Nel 2025 il settore vegano è ancora una nicchia, ma rimane una nicchia estremamente redditizia. I prodotti plant-based continuano a essere venduti a prezzi elevati, nonostante i costi di produzione spesso inferiori rispetto alle controparti animali. E mentre alcuni consumatori vegani si sono resi conto di chi c’è dietro le etichette, altri continuano a finanziare — inconsapevolmente — le stesse aziende che producono carne, latticini e derivati.
💸 Costi bassi, prezzi alti: il paradosso del vegano da scaffale
Secondo Torrinomedica, i costi di produzione dei prodotti vegani variano, ma in molti casi sono inferiori rispetto a quelli tradizionali:
Le materie prime come legumi, cereali e soia sono economiche e stabili (sulla soia ho un articolo dedicato)
I processi industriali come l’estrusione e la fermentazione sono ottimizzati e scalabili
Le certificazioni vegan costano, ma sono ammortizzate facilmente
Il packaging sostenibile è più caro, ma fa da leva di marketing
Eppure, i prezzi finali restano esageratamente alti. Nel volantino Lidl di gennaio 2025, una pizza margherita vegana costa 1,99 € per 380g, mentre sticks e tortine vegane superano i 2,49 €. Prodotti simili, ma non vegani, costano spesso meno della metà.
🧠 Il vegano è una nicchia, ma è la più redditizia
Il mercato italiano vale 641 milioni di euro, con una crescita annua del 31%. I consumatori vegani sono solo il 2,4% della popolazione, ma:
Spendono di più per prodotti “etici”
Sono fidelizzati e disposti a pagare sovrapprezzi
Comprano anche cosmetici, moda e detergenti certificati
In pratica, sono la fetta di mercato più facile da spremere. Lo sappiamo noi (Materassi vegani al doppio del prezzo, scarpe a 300 euro e bacche di goji a 33 euro al kg) e lo sanno le aziende.

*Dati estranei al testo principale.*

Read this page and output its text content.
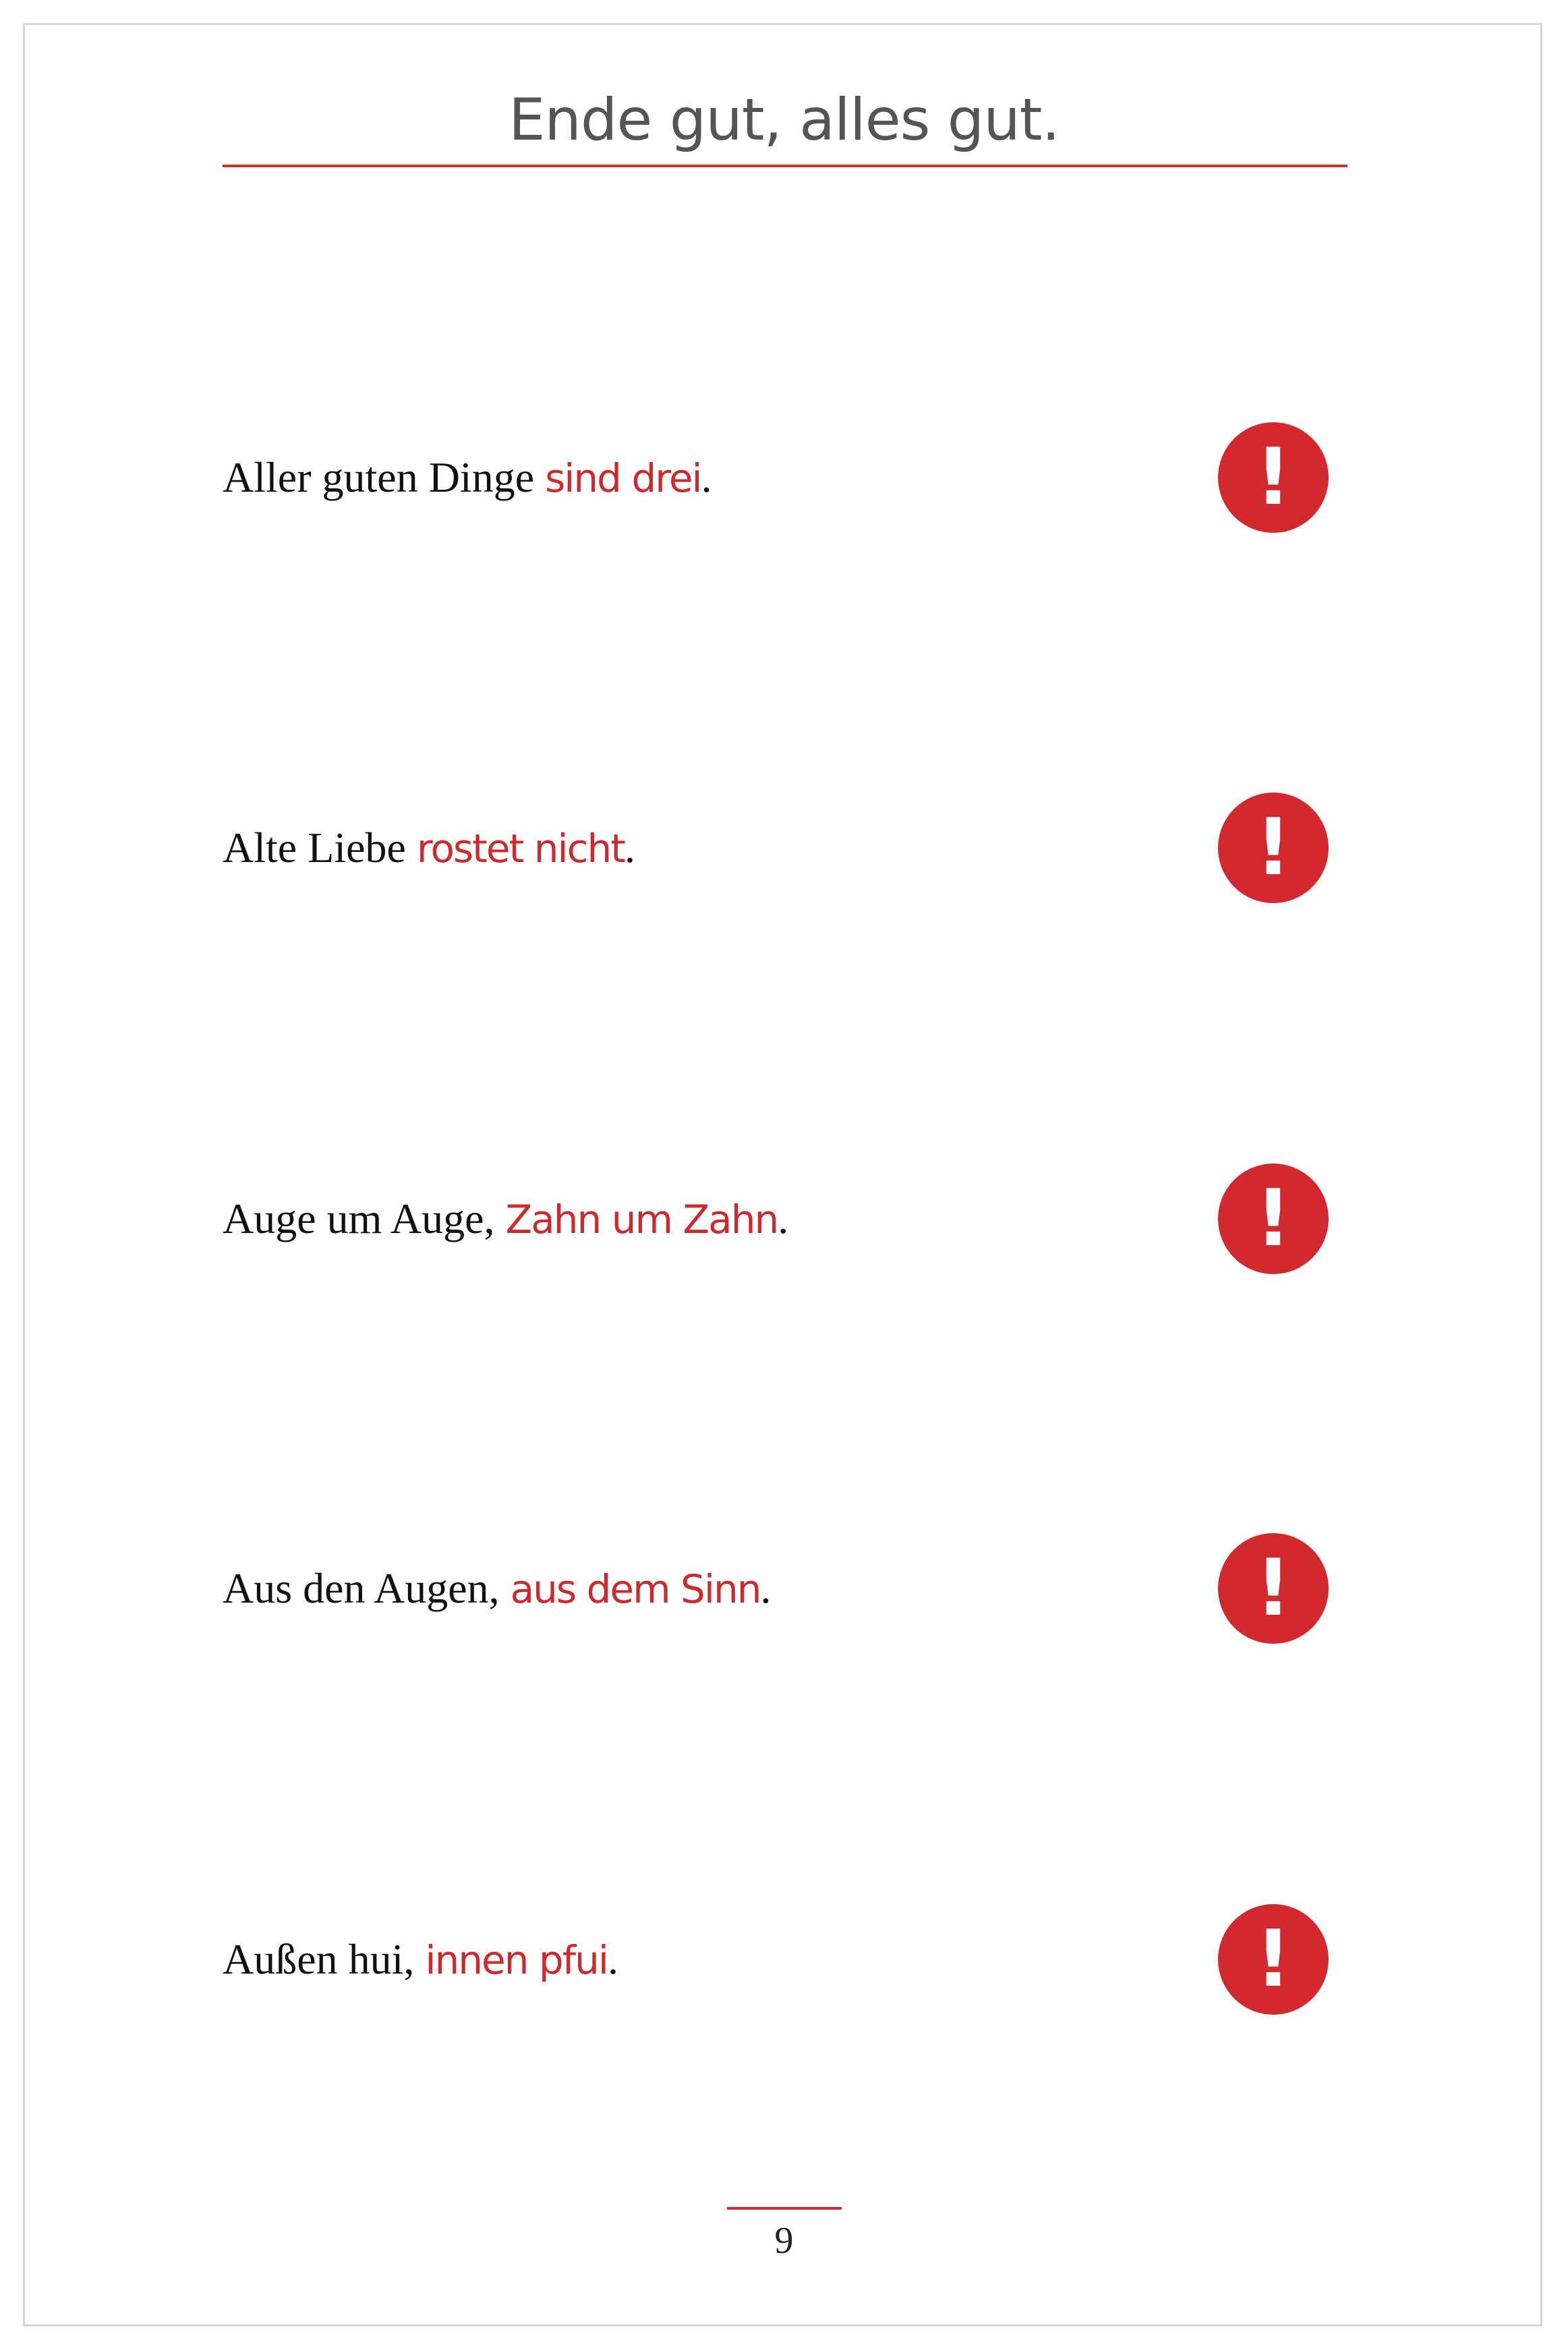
Ende gut, alles gut.
Aller guten Dinge sind drei.	!
Alte Liebe rostet nicht.	!
Auge um Auge, Zahn um Zahn.	!
Aus den Augen, aus dem Sinn.	!
Außen hui, innen pfui.	!
9
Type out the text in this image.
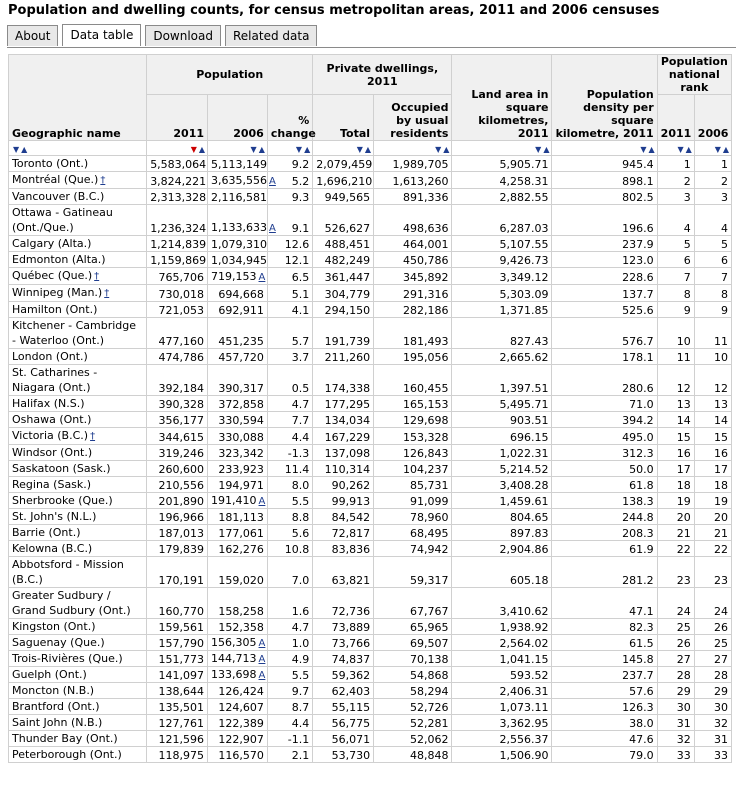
Population and dwelling counts, for census metropolitan areas, 2011 and 2006 censuses
About Data table Download Related data
Geographic name	Population			Private dwellings, 2011		Land area in square kilometres, 2011	Population density per square kilometre, 2011	Population national rank	
	2011	2006	% change	Total	Occupied by usual residents			2011	2006
▼ ▲	▼ ▲	▼ ▲	▼ ▲	▼ ▲	▼ ▲	▼ ▲	▼ ▲	▼ ▲	▼ ▲
Toronto (Ont.)	5,583,064	5,113,149	9.2	2,079,459	1,989,705	5,905.71	945.4	1	1
Montréal (Que.) †	3,824,221	3,635,556 A	5.2	1,696,210	1,613,260	4,258.31	898.1	2	2
Vancouver (B.C.)	2,313,328	2,116,581	9.3	949,565	891,336	2,882.55	802.5	3	3
Ottawa - Gatineau (Ont./Que.)	1,236,324	1,133,633 A	9.1	526,627	498,636	6,287.03	196.6	4	4
Calgary (Alta.)	1,214,839	1,079,310	12.6	488,451	464,001	5,107.55	237.9	5	5
Edmonton (Alta.)	1,159,869	1,034,945	12.1	482,249	450,786	9,426.73	123.0	6	6
Québec (Que.) †	765,706	719,153 A	6.5	361,447	345,892	3,349.12	228.6	7	7
Winnipeg (Man.) †	730,018	694,668	5.1	304,779	291,316	5,303.09	137.7	8	8
Hamilton (Ont.)	721,053	692,911	4.1	294,150	282,186	1,371.85	525.6	9	9
Kitchener - Cambridge - Waterloo (Ont.)	477,160	451,235	5.7	191,739	181,493	827.43	576.7	10	11
London (Ont.)	474,786	457,720	3.7	211,260	195,056	2,665.62	178.1	11	10
St. Catharines - Niagara (Ont.)	392,184	390,317	0.5	174,338	160,455	1,397.51	280.6	12	12
Halifax (N.S.)	390,328	372,858	4.7	177,295	165,153	5,495.71	71.0	13	13
Oshawa (Ont.)	356,177	330,594	7.7	134,034	129,698	903.51	394.2	14	14
Victoria (B.C.) †	344,615	330,088	4.4	167,229	153,328	696.15	495.0	15	15
Windsor (Ont.)	319,246	323,342	-1.3	137,098	126,843	1,022.31	312.3	16	16
Saskatoon (Sask.)	260,600	233,923	11.4	110,314	104,237	5,214.52	50.0	17	17
Regina (Sask.)	210,556	194,971	8.0	90,262	85,731	3,408.28	61.8	18	18
Sherbrooke (Que.)	201,890	191,410 A	5.5	99,913	91,099	1,459.61	138.3	19	19
St. John's (N.L.)	196,966	181,113	8.8	84,542	78,960	804.65	244.8	20	20
Barrie (Ont.)	187,013	177,061	5.6	72,817	68,495	897.83	208.3	21	21
Kelowna (B.C.)	179,839	162,276	10.8	83,836	74,942	2,904.86	61.9	22	22
Abbotsford - Mission (B.C.)	170,191	159,020	7.0	63,821	59,317	605.18	281.2	23	23
Greater Sudbury / Grand Sudbury (Ont.)	160,770	158,258	1.6	72,736	67,767	3,410.62	47.1	24	24
Kingston (Ont.)	159,561	152,358	4.7	73,889	65,965	1,938.92	82.3	25	26
Saguenay (Que.)	157,790	156,305 A	1.0	73,766	69,507	2,564.02	61.5	26	25
Trois-Rivières (Que.)	151,773	144,713 A	4.9	74,837	70,138	1,041.15	145.8	27	27
Guelph (Ont.)	141,097	133,698 A	5.5	59,362	54,868	593.52	237.7	28	28
Moncton (N.B.)	138,644	126,424	9.7	62,403	58,294	2,406.31	57.6	29	29
Brantford (Ont.)	135,501	124,607	8.7	55,115	52,726	1,073.11	126.3	30	30
Saint John (N.B.)	127,761	122,389	4.4	56,775	52,281	3,362.95	38.0	31	32
Thunder Bay (Ont.)	121,596	122,907	-1.1	56,071	52,062	2,556.37	47.6	32	31
Peterborough (Ont.)	118,975	116,570	2.1	53,730	48,848	1,506.90	79.0	33	33
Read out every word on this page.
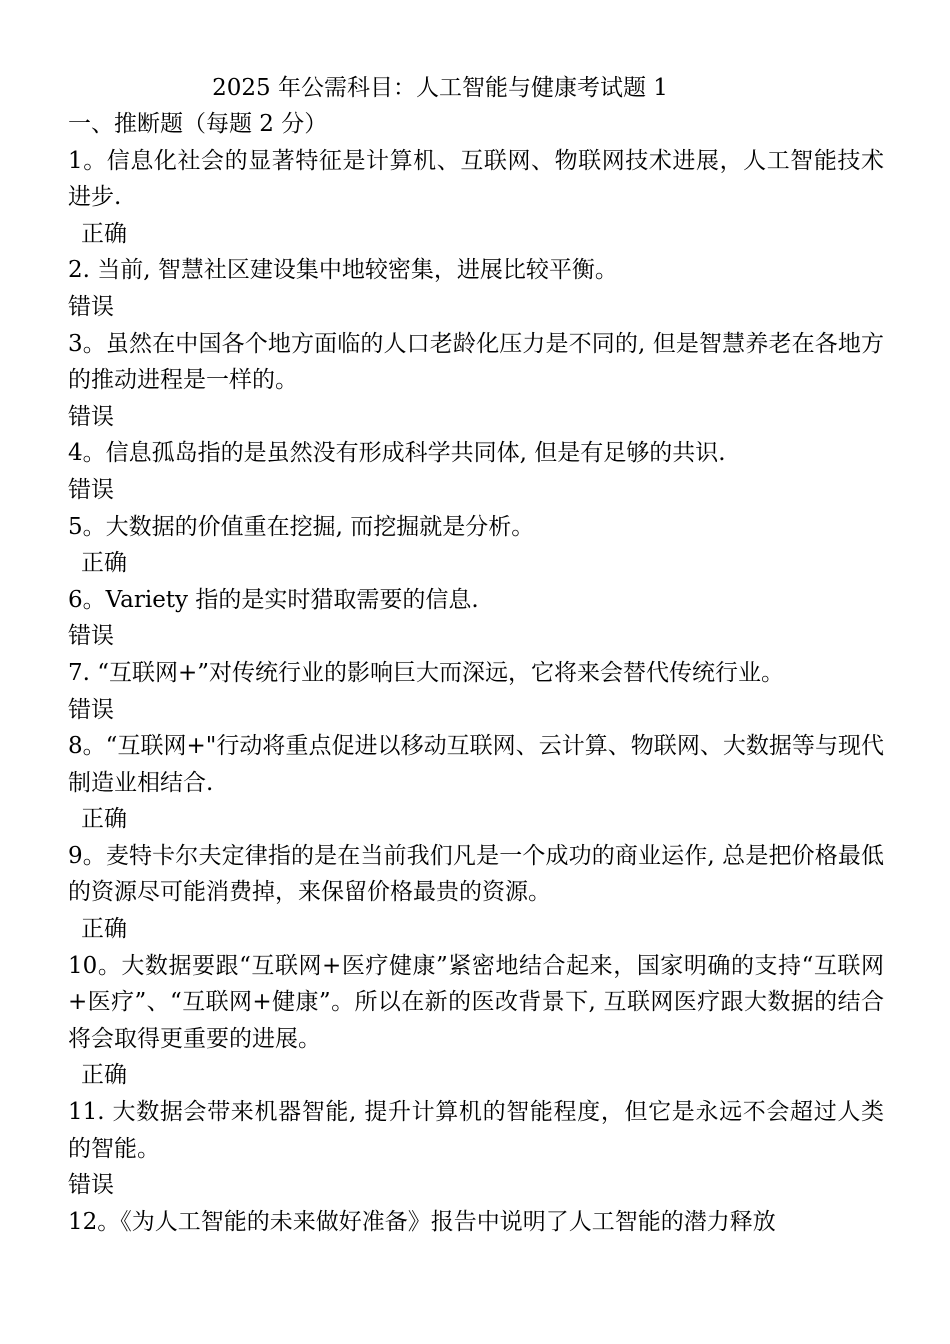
2025 年公需科目：人工智能与健康考试题 1

一、推断题（每题 2 分）

1。信息化社会的显著特征是计算机、互联网、物联网技术进展，人工智能技术进步.

正确

2. 当前, 智慧社区建设集中地较密集，进展比较平衡。

错误

3。虽然在中国各个地方面临的人口老龄化压力是不同的, 但是智慧养老在各地方的推动进程是一样的。

错误

4。信息孤岛指的是虽然没有形成科学共同体, 但是有足够的共识.

错误

5。大数据的价值重在挖掘, 而挖掘就是分析。

正确

6。Variety 指的是实时猎取需要的信息.

错误

7. “互联网+”对传统行业的影响巨大而深远，它将来会替代传统行业。

错误

8。“互联网+"行动将重点促进以移动互联网、云计算、物联网、大数据等与现代制造业相结合.

正确

9。麦特卡尔夫定律指的是在当前我们凡是一个成功的商业运作, 总是把价格最低的资源尽可能消费掉，来保留价格最贵的资源。

正确

10。大数据要跟“互联网+医疗健康”紧密地结合起来，国家明确的支持“互联网+医疗”、“互联网+健康”。所以在新的医改背景下, 互联网医疗跟大数据的结合将会取得更重要的进展。

正确

11. 大数据会带来机器智能, 提升计算机的智能程度，但它是永远不会超过人类的智能。

错误

12。《为人工智能的未来做好准备》报告中说明了人工智能的潜力释放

🧨 Il grande inganno: prodotti vegani venduti da aziende onnivore
Come già denunciato nel mio libro L’Inganno Animalista, molte aziende che vendono prodotti vegani sono le stesse che producono carne e derivati:
Kioene è associata ad Assocarni
Il latte di soia è quasi sempre contaminato da proteine del latte
Le linee “vegan” sono solo segmenti di marketing all’interno di multinazionali onnivore
Il consumatore vegano crede di “lottare contro il sistema” comprando burger vegetali nello stesso supermercato che vende affettati e cuoio. Ma in realtà finanzia il sistema esattamente come tutti gli altri. Anzi visti i margini, li sta foraggiando ben più di chiunque altro.
🧠 Il vegano etico vs il vegano da marketing
L’unico vegano coerente è quello che non consuma prodotti di origine animale per scelta personale. Tutto il resto è marketing travestito da etica. E quando il marketing prende il sopravvento, succede questo. Poi cascano dal pero.
Totalmente ignaro, o meglio ha voluto ignorare, che la sua provocazione era in realtà la sua triste condizione reale.
📌 Conclusione personale
Il vegano è diventato un brand, non una scelta. E mentre i consumatori si illudono di cambiare il mondo con la “crudella” e il tofu al tartufo, le aziende contano i profitti. Il mondo non si sta veganizzando — si sta veganizzando il marketing.
Forse è anche per questo motivo che il veganismo è passato dall'essere reazionario, violento e rampante a quello di oggi, silenzioso e meno aggressivo.
E se tra dieci anni il vegano sarà un ricordo, il marketing lo avrà già fagocitato e reinventato — magari in salsa “climatariana”.